We see this same lesson in the first reading too.  The rich and powerful are visited with punishment and exile in today’s readings - not simply because of their wealth but for their refusal to share it; not for their power but for their indifference to the suffering at their doors.  Those who are complacent and filled with much, such that they are prevented from realizing their own poverty and the need of others, will have nothing in the life to come.  Complacency is the deadly enemy of a lively faith that must, according to St. Paul, “compete well” and strive to “lay hold of eternal life.”

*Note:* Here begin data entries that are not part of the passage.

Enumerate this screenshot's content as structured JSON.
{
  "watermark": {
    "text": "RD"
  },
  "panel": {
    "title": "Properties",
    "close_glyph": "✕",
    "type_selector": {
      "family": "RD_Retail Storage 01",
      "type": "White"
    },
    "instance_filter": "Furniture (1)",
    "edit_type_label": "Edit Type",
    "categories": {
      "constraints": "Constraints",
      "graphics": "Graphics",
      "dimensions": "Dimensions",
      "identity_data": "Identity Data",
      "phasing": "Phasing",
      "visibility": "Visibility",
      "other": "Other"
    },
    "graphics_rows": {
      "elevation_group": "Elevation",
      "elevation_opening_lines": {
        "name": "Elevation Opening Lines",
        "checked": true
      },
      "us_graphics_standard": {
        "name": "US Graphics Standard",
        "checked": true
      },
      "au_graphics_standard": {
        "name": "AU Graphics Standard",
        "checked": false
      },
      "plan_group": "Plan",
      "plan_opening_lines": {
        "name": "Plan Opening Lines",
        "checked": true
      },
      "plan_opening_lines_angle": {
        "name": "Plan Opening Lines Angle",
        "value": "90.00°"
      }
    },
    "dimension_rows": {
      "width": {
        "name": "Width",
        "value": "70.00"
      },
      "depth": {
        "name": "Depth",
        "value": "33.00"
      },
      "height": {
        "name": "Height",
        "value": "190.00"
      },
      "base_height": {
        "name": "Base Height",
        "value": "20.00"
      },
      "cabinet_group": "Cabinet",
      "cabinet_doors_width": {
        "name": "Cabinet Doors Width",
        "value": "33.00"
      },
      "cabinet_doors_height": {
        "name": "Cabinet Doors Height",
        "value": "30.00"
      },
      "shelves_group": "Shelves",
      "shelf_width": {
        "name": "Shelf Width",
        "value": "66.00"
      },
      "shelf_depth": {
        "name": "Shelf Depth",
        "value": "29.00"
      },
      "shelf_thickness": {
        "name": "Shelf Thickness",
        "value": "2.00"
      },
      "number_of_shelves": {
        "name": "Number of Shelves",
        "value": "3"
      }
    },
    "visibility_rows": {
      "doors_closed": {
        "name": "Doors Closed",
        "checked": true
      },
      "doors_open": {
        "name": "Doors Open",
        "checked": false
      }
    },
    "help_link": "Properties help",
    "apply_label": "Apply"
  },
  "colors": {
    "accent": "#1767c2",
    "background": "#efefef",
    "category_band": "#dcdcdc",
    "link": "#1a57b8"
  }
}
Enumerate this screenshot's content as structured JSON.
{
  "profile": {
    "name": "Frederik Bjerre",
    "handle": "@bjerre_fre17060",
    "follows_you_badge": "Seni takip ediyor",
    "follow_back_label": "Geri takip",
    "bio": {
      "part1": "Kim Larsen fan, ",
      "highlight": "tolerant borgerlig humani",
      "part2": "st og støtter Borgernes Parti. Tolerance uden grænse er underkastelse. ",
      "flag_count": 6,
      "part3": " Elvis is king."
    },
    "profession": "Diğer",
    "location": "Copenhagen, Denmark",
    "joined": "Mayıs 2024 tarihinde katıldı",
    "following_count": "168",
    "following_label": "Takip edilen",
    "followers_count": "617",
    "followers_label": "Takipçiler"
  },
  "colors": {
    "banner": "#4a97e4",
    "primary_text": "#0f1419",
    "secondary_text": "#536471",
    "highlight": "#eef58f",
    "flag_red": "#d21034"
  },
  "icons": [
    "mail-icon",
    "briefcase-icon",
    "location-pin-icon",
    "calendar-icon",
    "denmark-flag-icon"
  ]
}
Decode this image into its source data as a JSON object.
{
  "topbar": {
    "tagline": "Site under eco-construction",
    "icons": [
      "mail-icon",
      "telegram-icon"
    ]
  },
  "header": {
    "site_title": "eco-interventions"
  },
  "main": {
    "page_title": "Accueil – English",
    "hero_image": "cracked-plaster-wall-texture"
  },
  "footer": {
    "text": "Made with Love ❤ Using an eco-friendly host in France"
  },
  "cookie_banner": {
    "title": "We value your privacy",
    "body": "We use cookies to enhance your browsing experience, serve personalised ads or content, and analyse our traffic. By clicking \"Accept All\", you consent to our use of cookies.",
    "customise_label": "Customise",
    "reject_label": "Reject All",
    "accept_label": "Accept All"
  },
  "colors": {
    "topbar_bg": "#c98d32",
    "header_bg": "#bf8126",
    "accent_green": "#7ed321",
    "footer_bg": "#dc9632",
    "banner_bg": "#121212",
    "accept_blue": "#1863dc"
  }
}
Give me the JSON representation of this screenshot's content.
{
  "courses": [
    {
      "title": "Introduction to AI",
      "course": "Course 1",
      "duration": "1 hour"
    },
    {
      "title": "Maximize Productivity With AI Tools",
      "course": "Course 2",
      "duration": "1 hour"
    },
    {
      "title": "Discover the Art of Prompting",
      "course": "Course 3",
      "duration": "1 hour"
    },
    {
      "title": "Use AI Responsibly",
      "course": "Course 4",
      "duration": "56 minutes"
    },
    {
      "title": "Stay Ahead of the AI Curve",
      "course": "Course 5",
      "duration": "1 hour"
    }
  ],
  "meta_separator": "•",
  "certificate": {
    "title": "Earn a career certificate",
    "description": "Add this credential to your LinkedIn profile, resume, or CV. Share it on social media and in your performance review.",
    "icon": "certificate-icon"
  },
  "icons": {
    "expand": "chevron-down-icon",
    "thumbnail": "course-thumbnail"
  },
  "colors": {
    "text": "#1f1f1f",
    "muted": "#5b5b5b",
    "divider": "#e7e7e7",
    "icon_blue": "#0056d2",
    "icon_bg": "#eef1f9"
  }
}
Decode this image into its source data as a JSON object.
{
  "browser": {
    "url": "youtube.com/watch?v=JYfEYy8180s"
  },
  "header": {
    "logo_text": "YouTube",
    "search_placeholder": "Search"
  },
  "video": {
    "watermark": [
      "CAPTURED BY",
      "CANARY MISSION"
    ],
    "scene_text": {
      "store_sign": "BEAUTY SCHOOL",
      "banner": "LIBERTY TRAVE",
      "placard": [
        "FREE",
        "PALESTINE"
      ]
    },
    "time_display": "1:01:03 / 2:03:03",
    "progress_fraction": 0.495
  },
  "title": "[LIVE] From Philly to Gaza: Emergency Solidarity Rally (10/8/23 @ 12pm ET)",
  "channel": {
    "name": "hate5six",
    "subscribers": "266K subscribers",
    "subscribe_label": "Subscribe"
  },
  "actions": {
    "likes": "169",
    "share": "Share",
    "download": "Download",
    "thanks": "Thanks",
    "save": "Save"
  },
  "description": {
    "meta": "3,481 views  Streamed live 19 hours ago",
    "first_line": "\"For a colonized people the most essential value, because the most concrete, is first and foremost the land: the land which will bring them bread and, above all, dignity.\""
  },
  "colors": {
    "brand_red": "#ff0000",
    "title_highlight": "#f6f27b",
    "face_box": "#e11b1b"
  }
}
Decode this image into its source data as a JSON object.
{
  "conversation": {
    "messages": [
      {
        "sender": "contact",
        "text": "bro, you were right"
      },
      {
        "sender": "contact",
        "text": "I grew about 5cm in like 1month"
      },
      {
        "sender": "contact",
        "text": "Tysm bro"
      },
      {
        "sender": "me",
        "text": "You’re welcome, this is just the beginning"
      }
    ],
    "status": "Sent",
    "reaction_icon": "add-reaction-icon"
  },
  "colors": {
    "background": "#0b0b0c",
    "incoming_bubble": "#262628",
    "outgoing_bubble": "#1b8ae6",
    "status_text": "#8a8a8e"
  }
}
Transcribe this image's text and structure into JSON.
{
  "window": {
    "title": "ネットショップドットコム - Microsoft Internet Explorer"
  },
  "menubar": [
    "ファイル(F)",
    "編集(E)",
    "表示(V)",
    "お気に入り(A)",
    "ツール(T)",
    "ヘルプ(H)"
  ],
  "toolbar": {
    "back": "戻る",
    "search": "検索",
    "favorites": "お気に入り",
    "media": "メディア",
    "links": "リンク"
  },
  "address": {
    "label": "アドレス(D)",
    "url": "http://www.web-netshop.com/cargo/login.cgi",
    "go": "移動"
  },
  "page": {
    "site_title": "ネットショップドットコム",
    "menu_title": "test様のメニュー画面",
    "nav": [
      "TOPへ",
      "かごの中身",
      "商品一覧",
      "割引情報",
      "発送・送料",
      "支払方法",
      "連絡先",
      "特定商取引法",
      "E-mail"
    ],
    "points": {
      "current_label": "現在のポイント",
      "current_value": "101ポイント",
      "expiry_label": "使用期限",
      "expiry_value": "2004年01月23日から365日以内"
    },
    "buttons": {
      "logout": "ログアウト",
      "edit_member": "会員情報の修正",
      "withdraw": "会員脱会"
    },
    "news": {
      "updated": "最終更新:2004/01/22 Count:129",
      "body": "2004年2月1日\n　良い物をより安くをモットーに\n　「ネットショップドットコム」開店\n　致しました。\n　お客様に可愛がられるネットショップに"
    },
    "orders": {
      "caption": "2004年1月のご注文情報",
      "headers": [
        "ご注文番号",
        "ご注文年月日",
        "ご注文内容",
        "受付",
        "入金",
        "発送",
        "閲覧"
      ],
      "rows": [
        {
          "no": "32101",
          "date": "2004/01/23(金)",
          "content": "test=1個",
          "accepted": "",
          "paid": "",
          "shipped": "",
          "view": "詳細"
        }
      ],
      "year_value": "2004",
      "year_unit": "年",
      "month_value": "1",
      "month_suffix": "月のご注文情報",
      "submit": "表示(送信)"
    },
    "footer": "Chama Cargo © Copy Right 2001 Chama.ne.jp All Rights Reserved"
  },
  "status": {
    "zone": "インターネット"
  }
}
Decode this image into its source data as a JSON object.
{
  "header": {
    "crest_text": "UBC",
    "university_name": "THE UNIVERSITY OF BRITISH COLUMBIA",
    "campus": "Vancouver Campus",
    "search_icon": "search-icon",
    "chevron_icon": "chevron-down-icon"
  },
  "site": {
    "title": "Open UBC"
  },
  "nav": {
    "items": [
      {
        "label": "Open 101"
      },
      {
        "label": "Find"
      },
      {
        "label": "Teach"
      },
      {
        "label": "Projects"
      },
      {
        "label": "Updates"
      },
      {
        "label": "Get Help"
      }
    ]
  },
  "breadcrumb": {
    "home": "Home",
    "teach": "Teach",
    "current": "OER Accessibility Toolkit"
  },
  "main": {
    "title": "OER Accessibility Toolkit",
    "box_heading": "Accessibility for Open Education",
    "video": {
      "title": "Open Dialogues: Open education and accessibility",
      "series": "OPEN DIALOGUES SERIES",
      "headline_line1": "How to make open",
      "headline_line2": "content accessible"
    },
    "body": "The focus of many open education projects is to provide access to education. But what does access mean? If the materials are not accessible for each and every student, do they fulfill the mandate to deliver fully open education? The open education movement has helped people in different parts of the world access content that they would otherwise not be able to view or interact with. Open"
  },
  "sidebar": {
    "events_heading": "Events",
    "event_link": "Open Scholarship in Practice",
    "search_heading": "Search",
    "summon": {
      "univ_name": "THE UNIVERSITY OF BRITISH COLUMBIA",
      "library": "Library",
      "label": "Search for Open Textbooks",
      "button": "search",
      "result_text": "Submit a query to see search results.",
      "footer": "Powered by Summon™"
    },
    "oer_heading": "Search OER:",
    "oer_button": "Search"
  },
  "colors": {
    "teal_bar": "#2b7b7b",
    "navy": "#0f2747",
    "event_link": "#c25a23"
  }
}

   With today’s readings ringing in our ears, in our minds, and in our hearts, some probing questions ought to come to mind.  What comforts and complacencies do we need to be shaken out of?  Will we let God’s Word in Scripture unsettle us and cause us to evaluate whether we are truly striving for holiness?  Do we compete more for things of this life rather than competing to keep ourselves on the good side of the chasm between damnation and salvation?  Do we sit by idly and allow our kids to be complacent about faith and discipleship, while keeping them fat on things that will not last?  You see, unlike the rich man’s many brothers, we have not only Moses and the prophets to listen to but God Himself in the flesh – Jesus the Christ!  Will we listen?  Or will we find the distance we keep between ourselves and the needy and poor to be the distance between us and the kingdom of light, refreshment, and life in the world to come?